The Secretary argues that the “employer need only determine whether employees could be injured if the equipment is energized, starts up, or releases stored energy during the servicing operation.” This test expressly omits the word “unexpected.” An interpretation that ignores the import of the word is plainly unreasonable when one considers that the rule repeats the word “unexpected” throughout the standard and twice emphasizes it by placing it in italics. 29 C.F.R. § 1910.147(a)(1)(i) and (b). The drafters of the language obviously assigned importance to the word, and it is unreasonable for the Secretary to ignore it.9
In its decision, the Sixth Circuit told OSHA that, “[i]f the Secretary wishes to broaden application of the standard, the rulemaking process affords him a ready opportunity to do so.”10 Apparently, after twenty years, OSHA has taken the Sixth Circuit up on its suggestion.
Subsequent Decisions Have Not Contradicted GMC Delco
The cases cited by OSHA in the proposed rule in support of the amendment are not cases in which courts agreed with a different interpretation of the standard. In both cases, the Review Commission undertook a similar analysis as the Commission did in GMC Delco. The decisions only differ in outcome because the activities at issue were fundamentally different.
The Review Commission found that the activities at issue in Burkes Mechanical fell under the ambit of the LOTO standard presumably because employees bypassed a guard and did not deenergize the moving parts of the equipment that created a zone of danger to which employees were exposed.11 In such circumstances, OSHA’s machine guarding and LOTO standards work in tandem to require employers to either guard the zone of danger or deenergize the equipment. If employers chose the latter, the equipment must be locked out if it could unexpectedly energize or start up. Burkes Mechanical failed to require employees to either work behind a guard or deenergize the equipment before bypassing a guard.
In Otis Elevator, the Review Commission found that the employee was exposed to the possible unexpected energization or start up of equipment because the energization at issue occurred suddenly and without warning, which distinguished the case from the lengthy start-up procedures and warning signals that were present in GMC Delco.12 In reaching its decision, the Commission quoted and relied upon the definition of “unexpected” from GMC Delco: “‘Energization is ‘unexpected’ in the absence of some mechanism to provide adequate notice of machine activation.’”13
The cases OSHA cites in its rulemaking proposal are not the result of confusion. They are merely the result of different facts. OSHA is not just attempting to eliminate confusion. OSHA is attempting to significantly broaden the fundamental scope of the LOTO standard.

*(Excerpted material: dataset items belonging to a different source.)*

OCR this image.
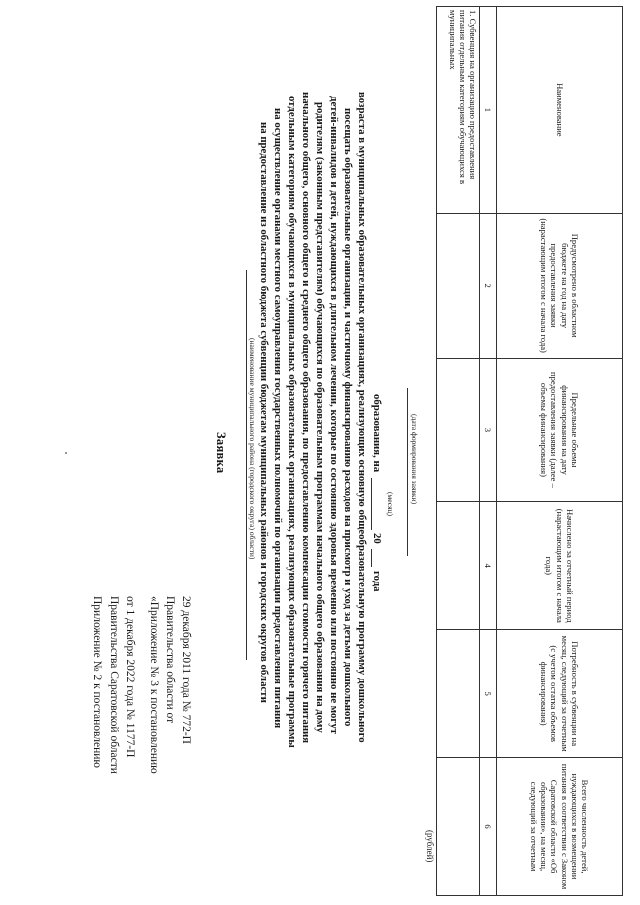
Приложение № 2 к постановлению Правительства Саратовской области от 1 декабря 2022 года № 1177-П «Приложение № 3 к постановлению Правительства области от 29 декабря 2011 года № 772-П
Заявка	(наименование муниципального района (городского округа) области) на предоставление из областного бюджета субвенции бюджетам муниципальных районов и городских округов области на осуществление органами местного самоуправления государственных полномочий по организации предоставления питания отдельным категориям обучающихся в муниципальных образовательных организациях, реализующих образовательные программы начального общего, основного общего и среднего общего образования, по предоставлению компенсации стоимости горячего питания родителям (законным представителям) обучающихся по образовательным программам начального общего образования на дому детей-инвалидов и детей, нуждающихся в длительном лечении, которые по состоянию здоровья временно или постоянно не могут посещать образовательные организации, и частичному финансированию расходов на присмотр и уход за детьми дошкольного возраста в муниципальных образовательных организациях, реализующих основную общеобразовательную программу дошкольного образования, на
20
года
(месяц) (дата формирования заявки)
(рублей)
Наименование	Предусмотрено в областном бюджете на год на дату предоставления заявки (нарастающим итогом с начала года)	Предельные объемы финансирования на дату предоставления заявки (далее – объемы финансирования)	Начислено за отчетный период (нарастающим итогом с начала года)	Потребность в субвенции на месяц, следующий за отчетным (с учетом остатка объемов финансирования)	Всего численность детей, нуждающихся в возмещении питания в соответствии с Законом Саратовской области «Об образовании», на месяц, следующий за отчетным
1	2	3	4	5	6
1. Субвенция на организацию предоставления питания отдельным категориям обучающихся в муниципальных					
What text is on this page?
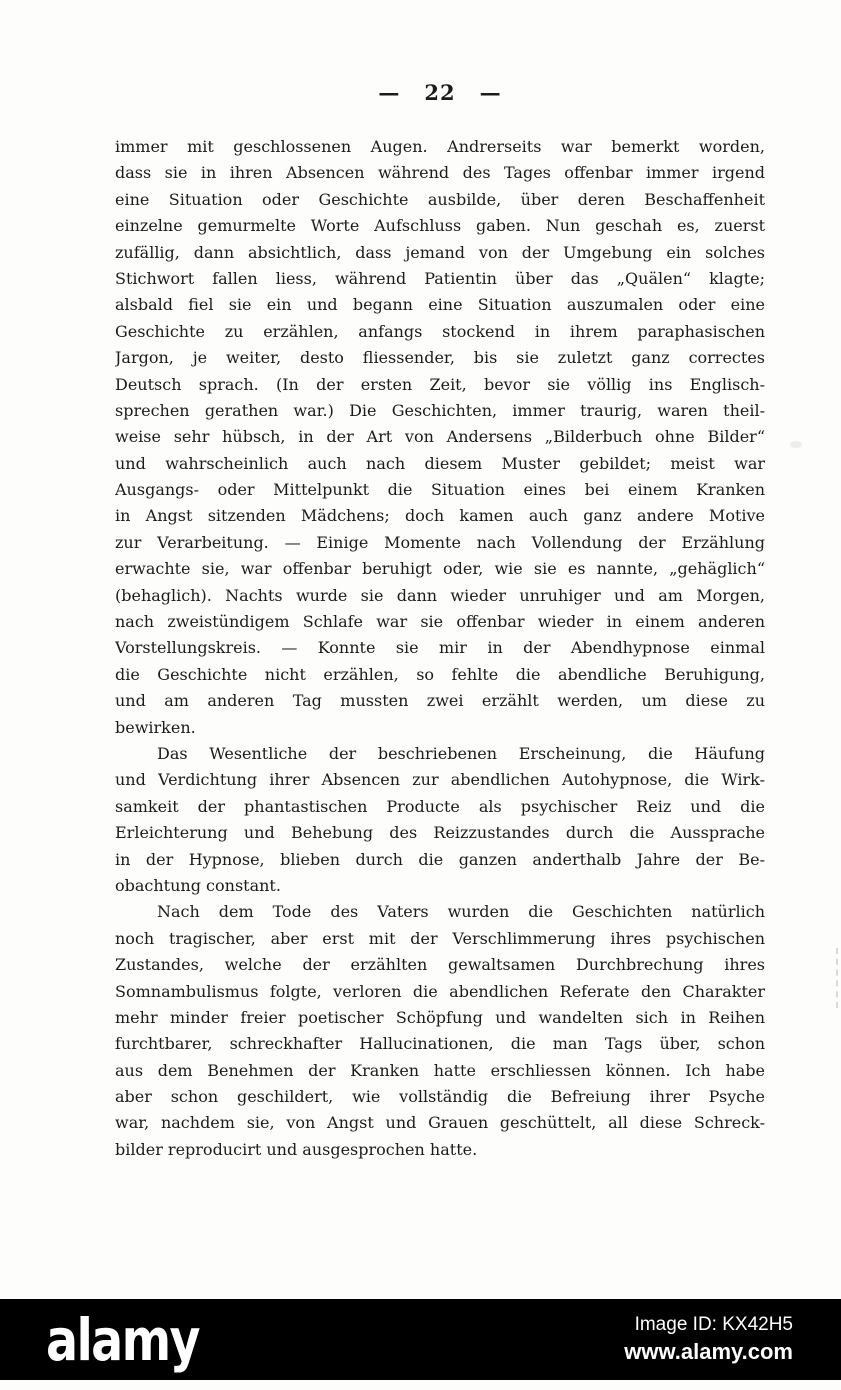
— 22 —
immer mit geschlossenen Augen. Andrerseits war bemerkt worden,
dass sie in ihren Absencen während des Tages offenbar immer irgend
eine Situation oder Geschichte ausbilde, über deren Beschaffenheit
einzelne gemurmelte Worte Aufschluss gaben. Nun geschah es, zuerst
zufällig, dann absichtlich, dass jemand von der Umgebung ein solches
Stichwort fallen liess, während Patientin über das „Quälen“ klagte;
alsbald fiel sie ein und begann eine Situation auszumalen oder eine
Geschichte zu erzählen, anfangs stockend in ihrem paraphasischen
Jargon, je weiter, desto fliessender, bis sie zuletzt ganz correctes
Deutsch sprach. (In der ersten Zeit, bevor sie völlig ins Englisch-
sprechen gerathen war.) Die Geschichten, immer traurig, waren theil-
weise sehr hübsch, in der Art von Andersens „Bilderbuch ohne Bilder“
und wahrscheinlich auch nach diesem Muster gebildet; meist war
Ausgangs- oder Mittelpunkt die Situation eines bei einem Kranken
in Angst sitzenden Mädchens; doch kamen auch ganz andere Motive
zur Verarbeitung. — Einige Momente nach Vollendung der Erzählung
erwachte sie, war offenbar beruhigt oder, wie sie es nannte, „gehäglich“
(behaglich). Nachts wurde sie dann wieder unruhiger und am Morgen,
nach zweistündigem Schlafe war sie offenbar wieder in einem anderen
Vorstellungskreis. — Konnte sie mir in der Abendhypnose einmal
die Geschichte nicht erzählen, so fehlte die abendliche Beruhigung,
und am anderen Tag mussten zwei erzählt werden, um diese zu
bewirken.
Das Wesentliche der beschriebenen Erscheinung, die Häufung
und Verdichtung ihrer Absencen zur abendlichen Autohypnose, die Wirk-
samkeit der phantastischen Producte als psychischer Reiz und die
Erleichterung und Behebung des Reizzustandes durch die Aussprache
in der Hypnose, blieben durch die ganzen anderthalb Jahre der Be-
obachtung constant.
Nach dem Tode des Vaters wurden die Geschichten natürlich
noch tragischer, aber erst mit der Verschlimmerung ihres psychischen
Zustandes, welche der erzählten gewaltsamen Durchbrechung ihres
Somnambulismus folgte, verloren die abendlichen Referate den Charakter
mehr minder freier poetischer Schöpfung und wandelten sich in Reihen
furchtbarer, schreckhafter Hallucinationen, die man Tags über, schon
aus dem Benehmen der Kranken hatte erschliessen können. Ich habe
aber schon geschildert, wie vollständig die Befreiung ihrer Psyche
war, nachdem sie, von Angst und Grauen geschüttelt, all diese Schreck-
bilder reproducirt und ausgesprochen hatte.
alamy	Image ID: KX42H5
www.alamy.com
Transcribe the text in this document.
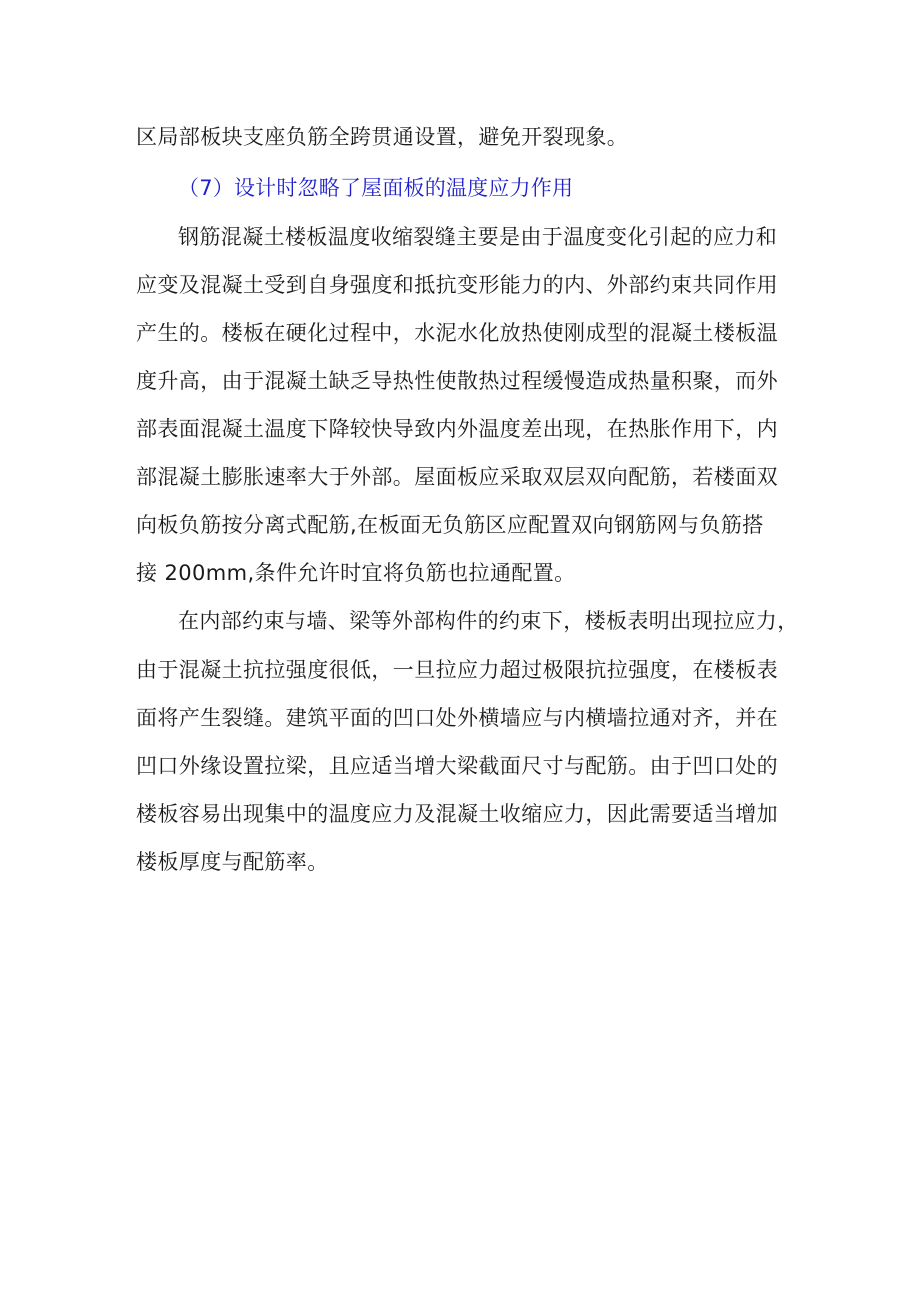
区局部板块支座负筋全跨贯通设置，避免开裂现象。
（7）设计时忽略了屋面板的温度应力作用
钢筋混凝土楼板温度收缩裂缝主要是由于温度变化引起的应力和
应变及混凝土受到自身强度和抵抗变形能力的内、外部约束共同作用
产生的。楼板在硬化过程中，水泥水化放热使刚成型的混凝土楼板温
度升高，由于混凝土缺乏导热性使散热过程缓慢造成热量积聚，而外
部表面混凝土温度下降较快导致内外温度差出现，在热胀作用下，内
部混凝土膨胀速率大于外部。屋面板应采取双层双向配筋，若楼面双
向板负筋按分离式配筋,在板面无负筋区应配置双向钢筋网与负筋搭
接 200mm,条件允许时宜将负筋也拉通配置。
在内部约束与墙、梁等外部构件的约束下，楼板表明出现拉应力，
由于混凝土抗拉强度很低，一旦拉应力超过极限抗拉强度，在楼板表
面将产生裂缝。建筑平面的凹口处外横墙应与内横墙拉通对齐，并在
凹口外缘设置拉梁，且应适当增大梁截面尺寸与配筋。由于凹口处的
楼板容易出现集中的温度应力及混凝土收缩应力，因此需要适当增加
楼板厚度与配筋率。
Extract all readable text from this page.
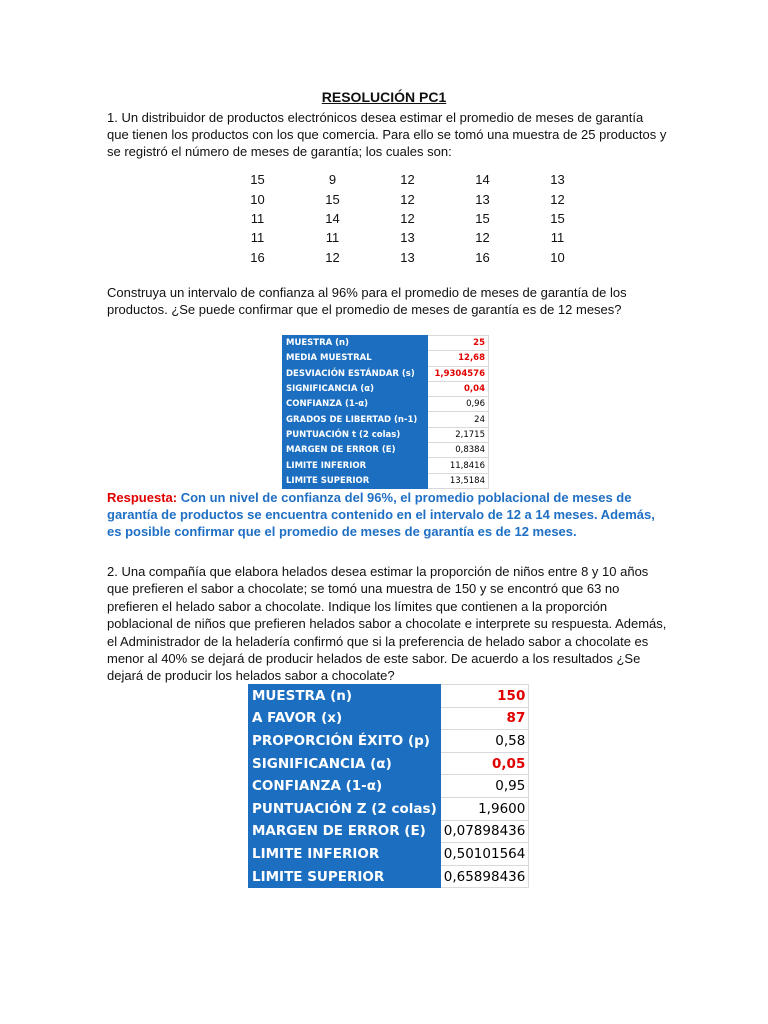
RESOLUCIÓN PC1

1. Un distribuidor de productos electrónicos desea estimar el promedio de meses de garantía que tienen los productos con los que comercia. Para ello se tomó una muestra de 25 productos y se registró el número de meses de garantía; los cuales son:

15	9	12	14	13
10	15	12	13	12
11	14	12	15	15
11	11	13	12	11
16	12	13	16	10

Construya un intervalo de confianza al 96% para el promedio de meses de garantía de los productos. ¿Se puede confirmar que el promedio de meses de garantía es de 12 meses?

MUESTRA (n)	25
MEDIA MUESTRAL	12,68
DESVIACIÓN ESTÁNDAR (s)	1,9304576
SIGNIFICANCIA (α)	0,04
CONFIANZA (1-α)	0,96
GRADOS DE LIBERTAD (n-1)	24
PUNTUACIÓN t (2 colas)	2,1715
MARGEN DE ERROR (E)	0,8384
LIMITE INFERIOR	11,8416
LIMITE SUPERIOR	13,5184

Respuesta: Con un nivel de confianza del 96%, el promedio poblacional de meses de garantía de productos se encuentra contenido en el intervalo de 12 a 14 meses. Además, es posible confirmar que el promedio de meses de garantía es de 12 meses.

2. Una compañía que elabora helados desea estimar la proporción de niños entre 8 y 10 años que prefieren el sabor a chocolate; se tomó una muestra de 150 y se encontró que 63 no prefieren el helado sabor a chocolate. Indique los límites que contienen a la proporción poblacional de niños que prefieren helados sabor a chocolate e interprete su respuesta. Además, el Administrador de la heladería confirmó que si la preferencia de helado sabor a chocolate es menor al 40% se dejará de producir helados de este sabor. De acuerdo a los resultados ¿Se dejará de producir los helados sabor a chocolate?

MUESTRA (n)	150
A FAVOR (x)	87
PROPORCIÓN ÉXITO (p)	0,58
SIGNIFICANCIA (α)	0,05
CONFIANZA (1-α)	0,95
PUNTUACIÓN Z (2 colas)	1,9600
MARGEN DE ERROR (E)	0,07898436
LIMITE INFERIOR	0,50101564
LIMITE SUPERIOR	0,65898436
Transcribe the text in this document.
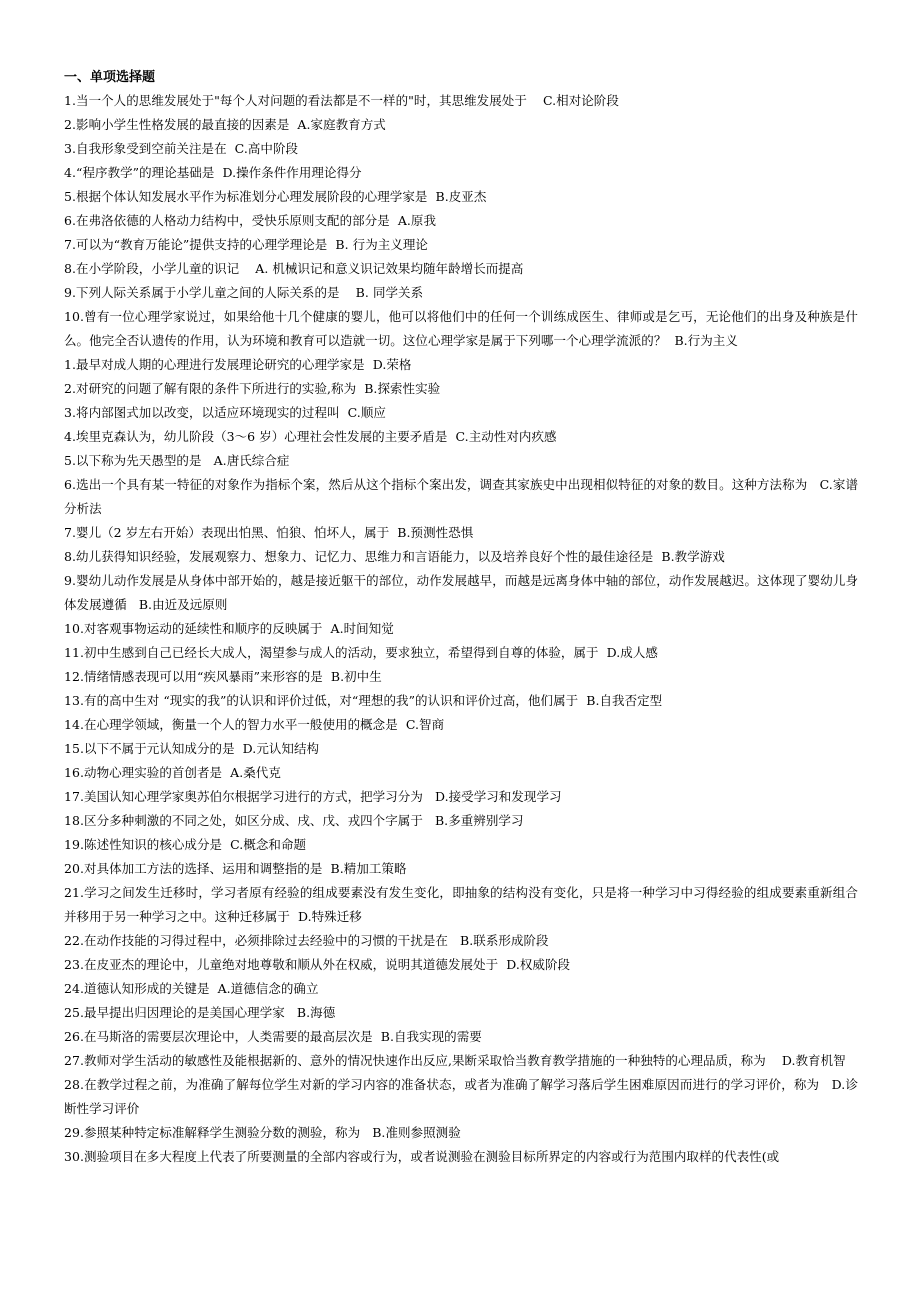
一、单项选择题
1.当一个人的思维发展处于"每个人对问题的看法都是不一样的"时，其思维发展处于    C.相对论阶段
2.影响小学生性格发展的最直接的因素是  A.家庭教育方式
3.自我形象受到空前关注是在  C.高中阶段
4.“程序教学”的理论基础是  D.操作条件作用理论得分
5.根据个体认知发展水平作为标准划分心理发展阶段的心理学家是  B.皮亚杰
6.在弗洛依德的人格动力结构中，受快乐原则支配的部分是  A.原我
7.可以为“教育万能论”提供支持的心理学理论是  B. 行为主义理论
8.在小学阶段，小学儿童的识记    A. 机械识记和意义识记效果均随年龄增长而提高
9.下列人际关系属于小学儿童之间的人际关系的是    B. 同学关系
10.曾有一位心理学家说过，如果给他十几个健康的婴儿，他可以将他们中的任何一个训练成医生、律师或是乞丐，无论他们的出身及种族是什么。他完全否认遗传的作用，认为环境和教育可以造就一切。这位心理学家是属于下列哪一个心理学流派的？  B.行为主义
1.最早对成人期的心理进行发展理论研究的心理学家是  D.荣格
2.对研究的问题了解有限的条件下所进行的实验,称为  B.探索性实验
3.将内部图式加以改变，以适应环境现实的过程叫  C.顺应
4.埃里克森认为，幼儿阶段（3～6 岁）心理社会性发展的主要矛盾是  C.主动性对内疚感
5.以下称为先天愚型的是   A.唐氏综合症
6.选出一个具有某一特征的对象作为指标个案，然后从这个指标个案出发，调查其家族史中出现相似特征的对象的数目。这种方法称为   C.家谱分析法
7.婴儿（2 岁左右开始）表现出怕黑、怕狼、怕坏人，属于  B.预测性恐惧
8.幼儿获得知识经验，发展观察力、想象力、记忆力、思维力和言语能力，以及培养良好个性的最佳途径是  B.教学游戏
9.婴幼儿动作发展是从身体中部开始的，越是接近躯干的部位，动作发展越早，而越是远离身体中轴的部位，动作发展越迟。这体现了婴幼儿身体发展遵循   B.由近及远原则
10.对客观事物运动的延续性和顺序的反映属于  A.时间知觉
11.初中生感到自己已经长大成人，渴望参与成人的活动，要求独立，希望得到自尊的体验，属于  D.成人感
12.情绪情感表现可以用“疾风暴雨”来形容的是  B.初中生
13.有的高中生对 “现实的我”的认识和评价过低，对“理想的我”的认识和评价过高，他们属于  B.自我否定型
14.在心理学领域，衡量一个人的智力水平一般使用的概念是  C.智商
15.以下不属于元认知成分的是  D.元认知结构
16.动物心理实验的首创者是  A.桑代克
17.美国认知心理学家奥苏伯尔根据学习进行的方式，把学习分为   D.接受学习和发现学习
18.区分多种刺激的不同之处，如区分成、戌、戊、戎四个字属于   B.多重辨别学习
19.陈述性知识的核心成分是  C.概念和命题
20.对具体加工方法的选择、运用和调整指的是  B.精加工策略
21.学习之间发生迁移时，学习者原有经验的组成要素没有发生变化，即抽象的结构没有变化，只是将一种学习中习得经验的组成要素重新组合并移用于另一种学习之中。这种迁移属于  D.特殊迁移
22.在动作技能的习得过程中，必须排除过去经验中的习惯的干扰是在   B.联系形成阶段
23.在皮亚杰的理论中，儿童绝对地尊敬和顺从外在权威，说明其道德发展处于  D.权威阶段
24.道德认知形成的关键是  A.道德信念的确立
25.最早提出归因理论的是美国心理学家   B.海德
26.在马斯洛的需要层次理论中，人类需要的最高层次是  B.自我实现的需要
27.教师对学生活动的敏感性及能根据新的、意外的情况快速作出反应,果断采取恰当教育教学措施的一种独特的心理品质，称为    D.教育机智
28.在教学过程之前，为准确了解每位学生对新的学习内容的准备状态，或者为准确了解学习落后学生困难原因而进行的学习评价，称为   D.诊断性学习评价
29.参照某种特定标准解释学生测验分数的测验，称为   B.准则参照测验
30.测验项目在多大程度上代表了所要测量的全部内容或行为，或者说测验在测验目标所界定的内容或行为范围内取样的代表性(或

OSHA is, of course, permitted to broaden the scope of its LOTO standard provided that it follows proper notice and comment requirements of the rulemaking process under the Administrative Procedures Act. The regulated community should be aware that despite OSHA’s attempt to downplay the significance of its proposal, the proposed amendment to the LOTO standard will have a significant impact on the scope and application of the LOTO standard, which would require managers to reevaluate their LOTO programs and procedures.
Employers have until December 5, 2016 to submit comments. Instructions for doing so are contained in the beginning of proposed rule.
1 54 Fed. Reg. 36644-01.
2 29 C.F.R. § 1910.147(a)(1)(i).
3 81 Fed. Reg. 68,503.
4 Id. at 68,507.
5 Secretary of Labor v. Gen. Motors Corp., Delco Chassis Div., OSHRC Docket Nos. 91-2973, 91-3116, and 91-3117 (June 7, 1993).
7Secretary of Labor v. Gen. Motors Corp., Delco Chassis Div., OSHRC Docket Nos. 91-2973, 91-3116, and 91-3117 (Apr. 26, 1995).
9 Reich v. Gen. Motors Corp., 89 F.3d 313, 315-16 (6th Cir. 1996).
10 Id. 89 F.3d at 316.
11 Secretary of Labor v. Burkes Mechanical, OSHRC Docket No. 04-0475 (Feb. 4, 2005); Secretary of Labor v. Burkes Mechanical, OSHRC Docket No. 04-0475 (July 12, 2007).
12 Secretary of Labor v. Otis Elevator Co., OSHRC Docket No. 09-1278 (Apr. 8, 2013).